In Greek: πιπεριές γεμιστές με πλιγούρι, say: pee-peh-reeYES yeh-mee-STES meh plee-GHOO-ree

Bulgur has a nutty flavor, and it's a lovely addition to the tastes in this recipe that include tomatoes, fresh parsley, and fresh basil. Keep your fresh tomatoes for salads and use canned tomatoes with their juice for the stuffing, and dress up your table with color choosing the bell pepper color of your choice - green, red, yellow, or orange.

Enjoy this Greek Stuffed Peppers with Bulgur recipe!


  • 6 large bell peppers (any color or 10-12 medium-small peppers)
  • 1/4 cup olive oil
  • 1/2 cup onion (grated)
  • 1 cup bulgur (or parboiled cracked wheat)
  • 1 can/14.5 ounce tomatoes (chopped; plain or stewed)
  • 1 3/4 cups water
  • 1 teaspoon of sea salt
  • 1/4 teaspoon pepper
  • 1/2 cup parsley (flat leaf, fresh, and finely chopped)
  • 1/3 cup basil (fresh and finely chopped)
  • 1/2 cup water

Steps to Make It

  1. Cut a 1/2 to 3/4 inch cap off the top of the peppers. scoop out and discard seeds and any excess white pulp.
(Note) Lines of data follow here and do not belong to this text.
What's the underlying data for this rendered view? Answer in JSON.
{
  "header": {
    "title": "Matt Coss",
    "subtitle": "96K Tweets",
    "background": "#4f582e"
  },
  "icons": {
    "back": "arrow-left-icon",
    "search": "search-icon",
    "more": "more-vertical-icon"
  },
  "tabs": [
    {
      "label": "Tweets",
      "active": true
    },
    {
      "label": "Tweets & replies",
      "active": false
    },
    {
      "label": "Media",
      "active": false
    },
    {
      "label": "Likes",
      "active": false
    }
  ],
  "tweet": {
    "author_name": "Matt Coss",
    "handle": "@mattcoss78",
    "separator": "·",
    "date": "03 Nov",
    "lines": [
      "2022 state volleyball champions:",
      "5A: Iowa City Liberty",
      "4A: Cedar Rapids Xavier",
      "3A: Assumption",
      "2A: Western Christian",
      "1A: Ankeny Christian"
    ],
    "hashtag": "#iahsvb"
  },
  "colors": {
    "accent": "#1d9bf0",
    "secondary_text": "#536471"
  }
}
Rinse well and set aside to drain. Keep the cap.

  2. In a skillet, sauté the onion in olive oil for 1-2 minutes. Add bulgur and stir to coat with oil. Stir in canned tomatoes with juice, 1 1/2 cups of water, salt, and pepper, and bring to a boil over medium heat. Cook for 10 minutes, stirring frequently.

  3. Stir in parsley and basil to distribute well and remove from heat. Let rest for 5 minutes.
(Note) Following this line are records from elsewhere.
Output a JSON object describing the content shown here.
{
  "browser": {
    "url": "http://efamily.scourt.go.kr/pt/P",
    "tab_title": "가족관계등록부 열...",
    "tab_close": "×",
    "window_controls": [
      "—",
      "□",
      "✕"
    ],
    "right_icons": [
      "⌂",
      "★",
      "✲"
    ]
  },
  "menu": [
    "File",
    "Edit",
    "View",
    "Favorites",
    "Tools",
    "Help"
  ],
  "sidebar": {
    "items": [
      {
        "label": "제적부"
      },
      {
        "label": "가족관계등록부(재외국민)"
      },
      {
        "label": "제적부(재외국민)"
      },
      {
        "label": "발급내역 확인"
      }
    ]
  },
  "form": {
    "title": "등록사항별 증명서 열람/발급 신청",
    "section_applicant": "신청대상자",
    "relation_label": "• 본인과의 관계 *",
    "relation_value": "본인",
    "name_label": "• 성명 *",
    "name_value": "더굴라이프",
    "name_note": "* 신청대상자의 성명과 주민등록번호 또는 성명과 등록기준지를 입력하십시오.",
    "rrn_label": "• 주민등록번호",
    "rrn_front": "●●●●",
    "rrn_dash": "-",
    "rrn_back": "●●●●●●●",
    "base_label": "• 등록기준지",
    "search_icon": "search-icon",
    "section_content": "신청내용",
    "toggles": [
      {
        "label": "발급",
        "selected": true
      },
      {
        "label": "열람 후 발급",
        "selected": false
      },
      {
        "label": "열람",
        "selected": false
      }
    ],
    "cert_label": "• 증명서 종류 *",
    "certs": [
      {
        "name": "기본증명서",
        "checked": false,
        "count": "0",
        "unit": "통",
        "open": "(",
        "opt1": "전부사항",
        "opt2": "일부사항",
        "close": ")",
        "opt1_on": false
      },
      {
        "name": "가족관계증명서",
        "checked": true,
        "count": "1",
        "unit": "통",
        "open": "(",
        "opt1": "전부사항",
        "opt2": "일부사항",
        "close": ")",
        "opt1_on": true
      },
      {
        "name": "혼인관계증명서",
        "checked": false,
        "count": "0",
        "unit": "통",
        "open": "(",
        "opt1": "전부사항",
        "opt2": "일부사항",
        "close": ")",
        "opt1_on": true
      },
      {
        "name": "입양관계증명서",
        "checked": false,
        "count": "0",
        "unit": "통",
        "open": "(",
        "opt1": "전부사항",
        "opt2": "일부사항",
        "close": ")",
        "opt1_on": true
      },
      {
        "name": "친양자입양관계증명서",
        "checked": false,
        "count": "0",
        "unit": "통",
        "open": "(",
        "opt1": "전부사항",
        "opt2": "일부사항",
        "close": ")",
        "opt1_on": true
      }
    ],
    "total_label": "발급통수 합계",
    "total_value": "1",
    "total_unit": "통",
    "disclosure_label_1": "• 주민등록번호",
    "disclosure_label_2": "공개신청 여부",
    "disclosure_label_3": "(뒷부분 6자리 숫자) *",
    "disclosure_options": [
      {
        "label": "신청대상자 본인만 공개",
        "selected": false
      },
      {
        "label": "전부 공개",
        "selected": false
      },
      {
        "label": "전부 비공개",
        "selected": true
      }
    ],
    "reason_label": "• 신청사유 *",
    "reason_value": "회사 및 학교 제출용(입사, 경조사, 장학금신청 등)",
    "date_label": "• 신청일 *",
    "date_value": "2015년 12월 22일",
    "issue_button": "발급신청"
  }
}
  4. Preheat oven to 350°F (175-180°C).

  5. Use a teaspoon and stuff the peppers loosely to within 1/4 inch of the top.

  6. Place peppers upright in a baking dish, to fit snugly so they won't tip. Place caps on top, add 1/2 cup of water to the bottom of the dish and cook in a 350°F (175-180°C) oven for 1 hour 15 minutes, or until the peppers have softened to your preference.

  7. Allow to cool, and serve. Stuffed peppers are generally enjoyed at room temperature.

    Note: If the caps start to get too dark, cover the dish loosely with foil for the remainder of cooking time.

    Serving Suggestion: Delicious with a side of feta cheese and some ​crusty country bread.

    Baking Pan Size: If your baking dish is too large, place peppers snugly at one end of the dish and crumple up some baking parchment paper to fill the empty space so that the peppers will stay upright during cooking. The parchment paper won't affect the taste.